The North Cemetery’s reputation – as well as that of the people who live in it – has been further eroded by the activities of some of the younger residents, who increasingly demand money from grieving families to carry their loved ones’ coffins. ‘If people don’t pay them, they will damage the tombs or tip over the coffin,’ Rolund Antiola, a hearse driver in his mid-30s, tells me as he stands under the shade of a tree watching as the man he has just brought to the cemetery is buried.

Scattered around the edges of the large, smartly dressed crowd of mourners, dishevelled young men can be seen squatting atop tombs, smoking cigarettes and clearly waiting for their tips, expected to be around 300 pesos each.

While few of the older residents condone the behaviour, they accept its inevitability, given the limited opportunities. ‘this place hasn’t changed at all in the 43 years I’ve been here,’ says Jimenez. ‘We have the same lives, the same work opportunities.’

Some young residents earn money making plaques for the graves or helping to seal the tombs with cement after the body is interred; others make do with occasional part-time work outside the walls. ‘I wash clothes, and sometimes work at a restaurant as a waiter or cleaner,’ 35-year-old Rashdi Lobles tells me as he walks down a dusty path to see his elderly grandmother, barely acknowledging the group of wailing mourners passionately reading the sacraments over their loved-one’s tomb.

Lobles moved back to the cemetery with his mother when he was 13 and has struggled for work and purpose most of his life. ‘Sometimes you do bad things in this world.
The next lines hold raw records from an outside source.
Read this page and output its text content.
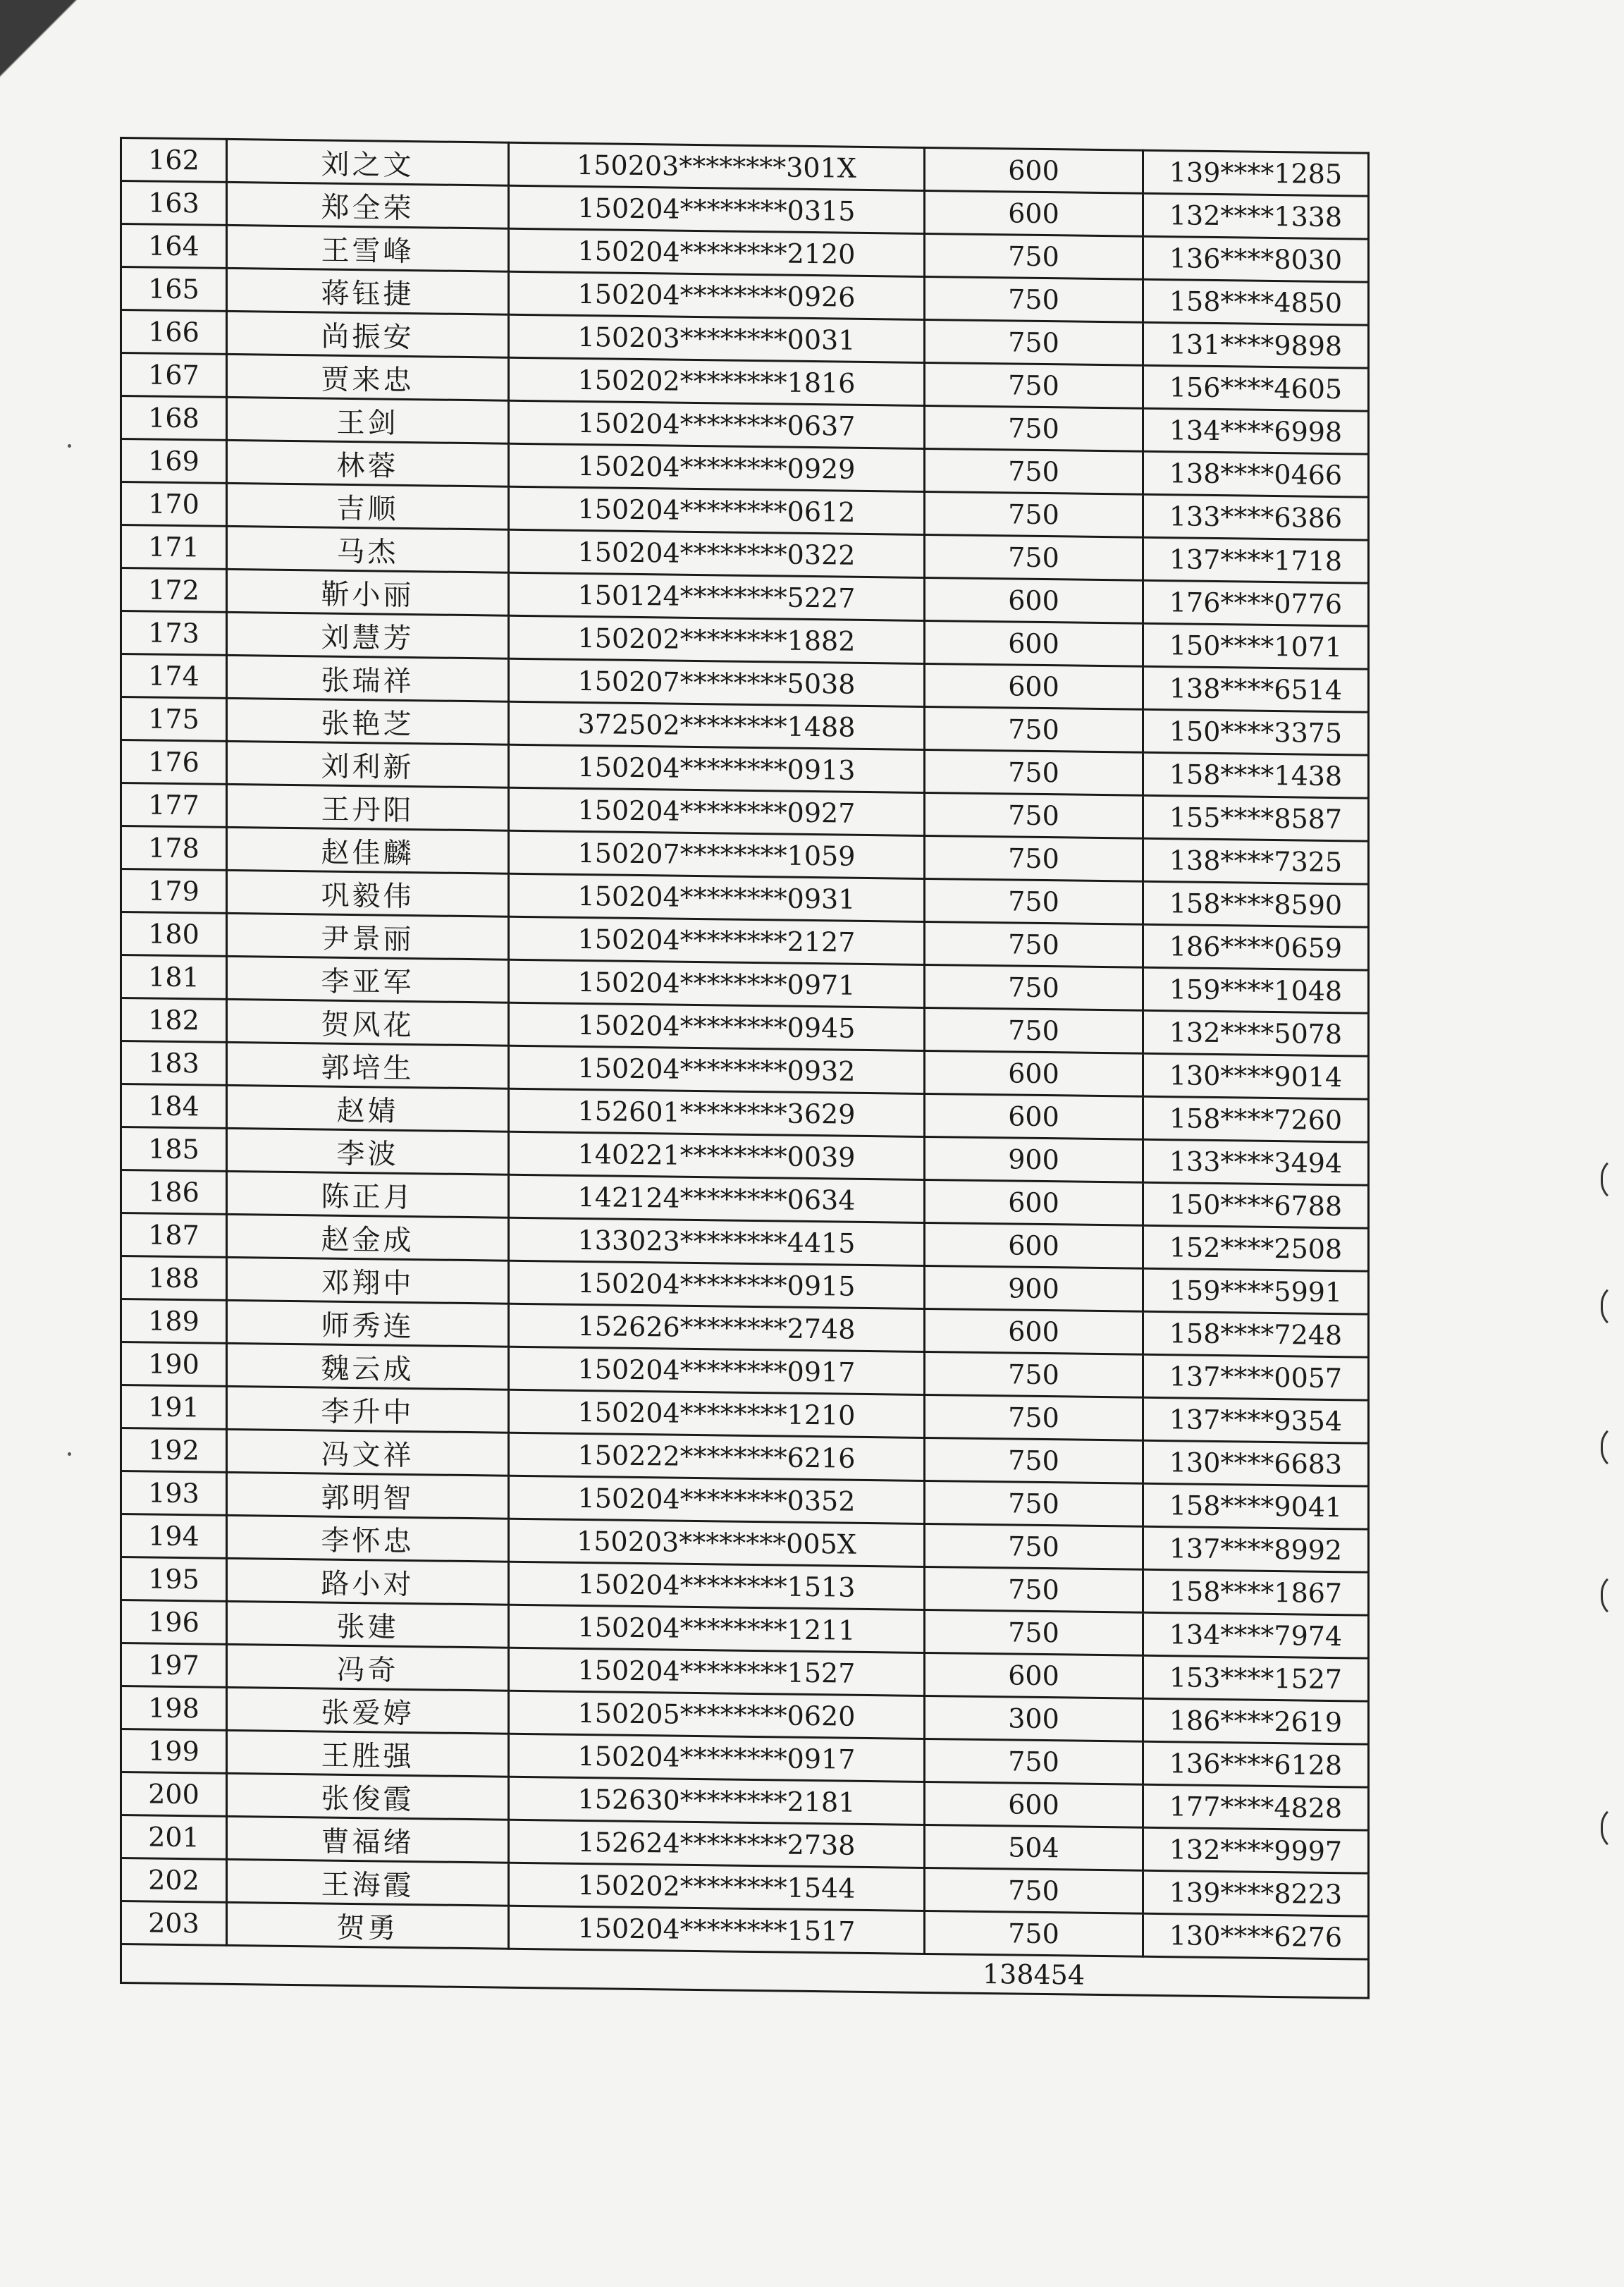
162	刘之文	150203********301X	600	139****1285
163	郑全荣	150204********0315	600	132****1338
164	王雪峰	150204********2120	750	136****8030
165	蒋钰捷	150204********0926	750	158****4850
166	尚振安	150203********0031	750	131****9898
167	贾来忠	150202********1816	750	156****4605
168	王剑	150204********0637	750	134****6998
169	林蓉	150204********0929	750	138****0466
170	吉顺	150204********0612	750	133****6386
171	马杰	150204********0322	750	137****1718
172	靳小丽	150124********5227	600	176****0776
173	刘慧芳	150202********1882	600	150****1071
174	张瑞祥	150207********5038	600	138****6514
175	张艳芝	372502********1488	750	150****3375
176	刘利新	150204********0913	750	158****1438
177	王丹阳	150204********0927	750	155****8587
178	赵佳麟	150207********1059	750	138****7325
179	巩毅伟	150204********0931	750	158****8590
180	尹景丽	150204********2127	750	186****0659
181	李亚军	150204********0971	750	159****1048
182	贺风花	150204********0945	750	132****5078
183	郭培生	150204********0932	600	130****9014
184	赵婧	152601********3629	600	158****7260
185	李波	140221********0039	900	133****3494
186	陈正月	142124********0634	600	150****6788
187	赵金成	133023********4415	600	152****2508
188	邓翔中	150204********0915	900	159****5991
189	师秀连	152626********2748	600	158****7248
190	魏云成	150204********0917	750	137****0057
191	李升中	150204********1210	750	137****9354
192	冯文祥	150222********6216	750	130****6683
193	郭明智	150204********0352	750	158****9041
194	李怀忠	150203********005X	750	137****8992
195	路小对	150204********1513	750	158****1867
196	张建	150204********1211	750	134****7974
197	冯奇	150204********1527	600	153****1527
198	张爱婷	150205********0620	300	186****2619
199	王胜强	150204********0917	750	136****6128
200	张俊霞	152630********2181	600	177****4828
201	曹福绪	152624********2738	504	132****9997
202	王海霞	150202********1544	750	139****8223
203	贺勇	150204********1517	750	130****6276
			138454	
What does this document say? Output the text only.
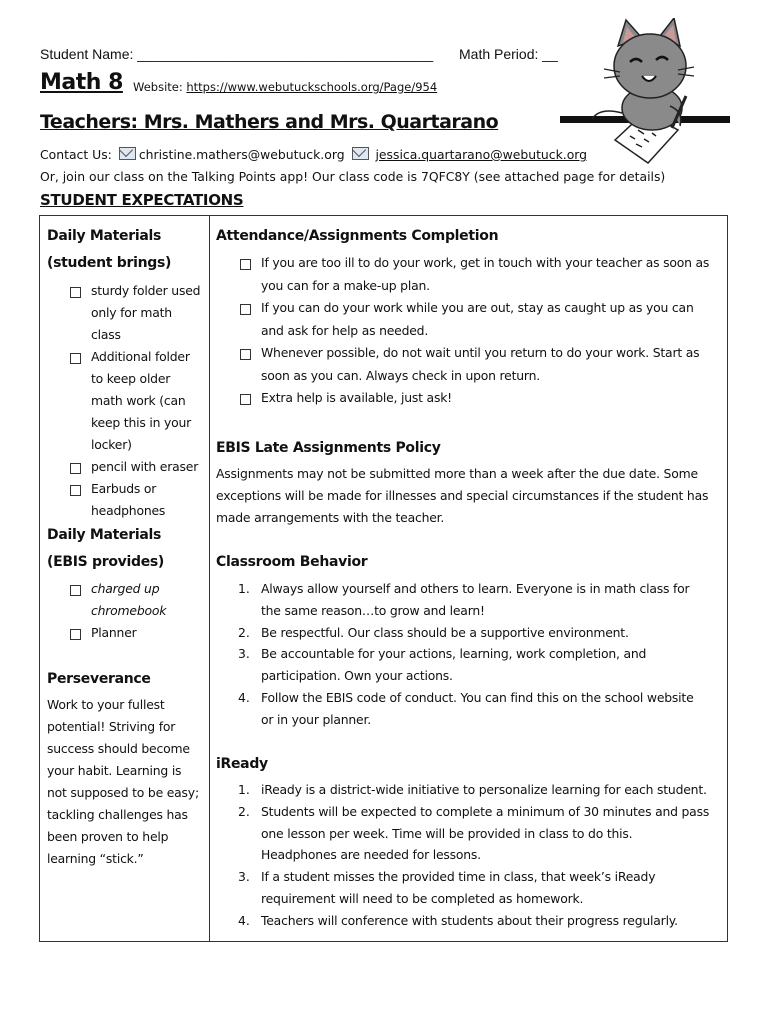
Student Name: ______________________________________ Math Period: __
Math 8 Website: https://www.webutuckschools.org/Page/954
Teachers: Mrs. Mathers and Mrs. Quartarano
Contact Us: christine.mathers@webutuck.org jessica.quartarano@webutuck.org
Or, join our class on the Talking Points app! Our class code is 7QFC8Y (see attached page for details)
STUDENT EXPECTATIONS
Daily Materials
(student brings)
Daily Materials
(EBIS provides)
Perseverance
Work to your fullest
potential! Striving for
success should become
your habit. Learning is
not supposed to be easy;
tackling challenges has
been proven to help
learning “stick.”
Attendance/Assignments Completion
EBIS Late Assignments Policy
Assignments may not be submitted more than a week after the due date. Some
exceptions will be made for illnesses and special circumstances if the student has
made arrangements with the teacher.
Classroom Behavior
iReady
sturdy folder used
only for math
class
Additional folder
to keep older
math work (can
keep this in your
locker)
pencil with eraser
Earbuds or
headphones
charged up
chromebook
Planner
If you are too ill to do your work, get in touch with your teacher as soon as
you can for a make-up plan.
If you can do your work while you are out, stay as caught up as you can
and ask for help as needed.
Whenever possible, do not wait until you return to do your work. Start as
soon as you can. Always check in upon return.
Extra help is available, just ask!
1. Always allow yourself and others to learn. Everyone is in math class for
the same reason…to grow and learn!
2. Be respectful. Our class should be a supportive environment.
3. Be accountable for your actions, learning, work completion, and
participation. Own your actions.
4. Follow the EBIS code of conduct. You can find this on the school website
or in your planner.
1. iReady is a district-wide initiative to personalize learning for each student.
2. Students will be expected to complete a minimum of 30 minutes and pass
one lesson per week. Time will be provided in class to do this.
Headphones are needed for lessons.
3. If a student misses the provided time in class, that week’s iReady
requirement will need to be completed as homework.
4. Teachers will conference with students about their progress regularly.
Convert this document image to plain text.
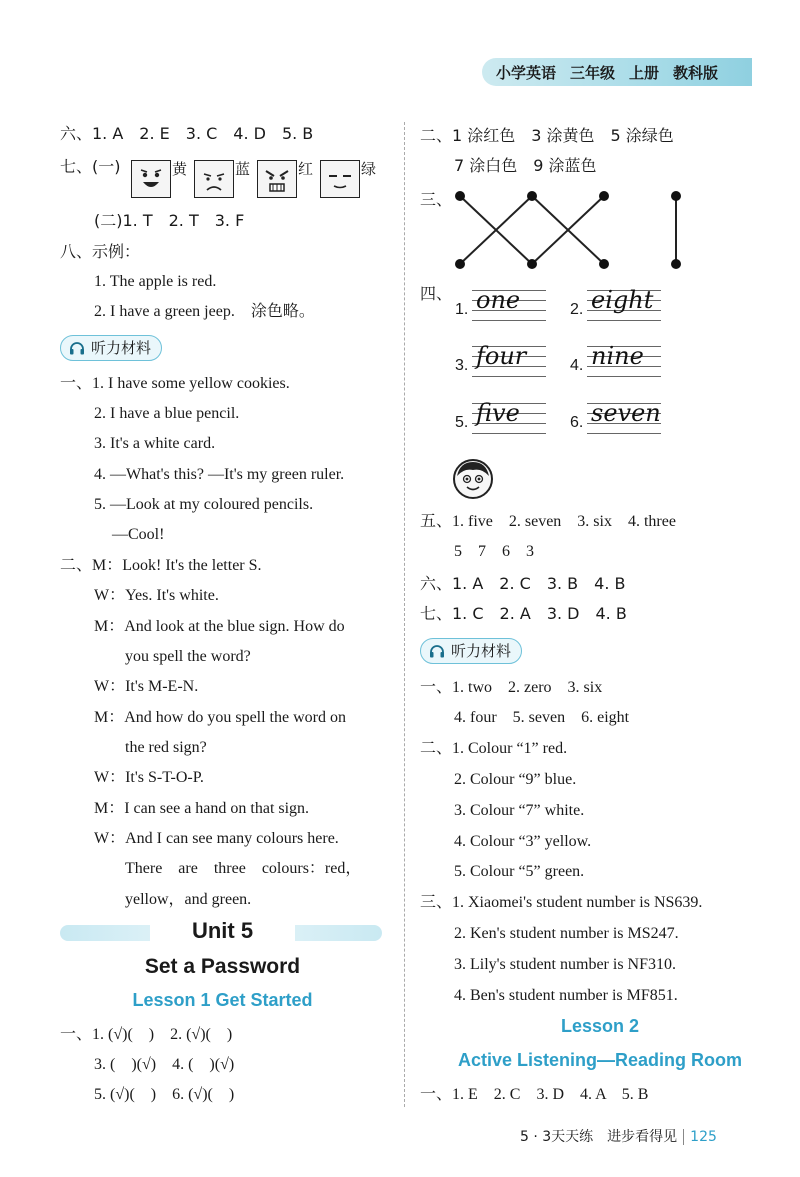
小学英语 三年级 上册 教科版
六、1. A　2. E　3. C　4. D　5. B
七、(一)	黄	蓝	红	绿
(二)1. T　2. T　3. F
八、示例：
1. The apple is red.
2. I have a green jeep.　涂色略。
听力材料
一、1. I have some yellow cookies.
2. I have a blue pencil.
3. It's a white card.
4. —What's this? —It's my green ruler.
5. —Look at my coloured pencils.
—Cool!
二、M：Look! It's the letter S.
W：Yes. It's white.
M：And look at the blue sign. How do
you spell the word?
W：It's M-E-N.
M：And how do you spell the word on
the red sign?
W：It's S-T-O-P.
M：I can see a hand on that sign.
W：And I can see many colours here.
There　are　three　colours：red，
yellow，and green.
Unit 5
Set a Password
Lesson 1 Get Started
一、1. (√)(　)　2. (√)(　)
3. (　)(√)　4. (　)(√)
5. (√)(　)　6. (√)(　)
二、1 涂红色　3 涂黄色　5 涂绿色
7 涂白色　9 涂蓝色
三、
四、
1. one	2. eight
3. four	4. nine
5. five	6. seven
五、1. five　2. seven　3. six　4. three
5　7　6　3
六、1. A　2. C　3. B　4. B
七、1. C　2. A　3. D　4. B
听力材料
一、1. two　2. zero　3. six
4. four　5. seven　6. eight
二、1. Colour “1” red.
2. Colour “9” blue.
3. Colour “7” white.
4. Colour “3” yellow.
5. Colour “5” green.
三、1. Xiaomei's student number is NS639.
2. Ken's student number is MS247.
3. Lily's student number is NF310.
4. Ben's student number is MF851.
Lesson 2
Active Listening—Reading Room
一、1. E　2. C　3. D　4. A　5. B
5 · 3天天练　进步看得见 125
Sometimes I drink – it is a bad thing. I try to be a better person,’ he says, slurring his words after coming from a bar in one of the cemetery’s seedier areas.

Staying power

Jimenez stands on the platform outside his house and looks out over the endless rows of tombs towards a stained and decrepit church dome in the distance. ‘We do occasionally go outside the walls to walk the streets, but mostly we stay inside,’ he says.

Jimenez knows that a cemetery isn’t the ideal place to live or raise a family, but he worries about the life his children would have if they moved away. ‘The cemetery authorities know me,’ he says, implying that he and his family aren’t hassled.

Every year, however, there’s talk in the press or in parliament of moving North Cemetery’s residents on; of returning the place to its original intended purpose only. But lifelong residents such as Jimenez realised long ago that the threat isn’t worth worrying about. ‘Every election politicians come inside to try to get our votes – they offer us money to vote for them,’ he says. ‘They want our votes, so they leave this place alone.’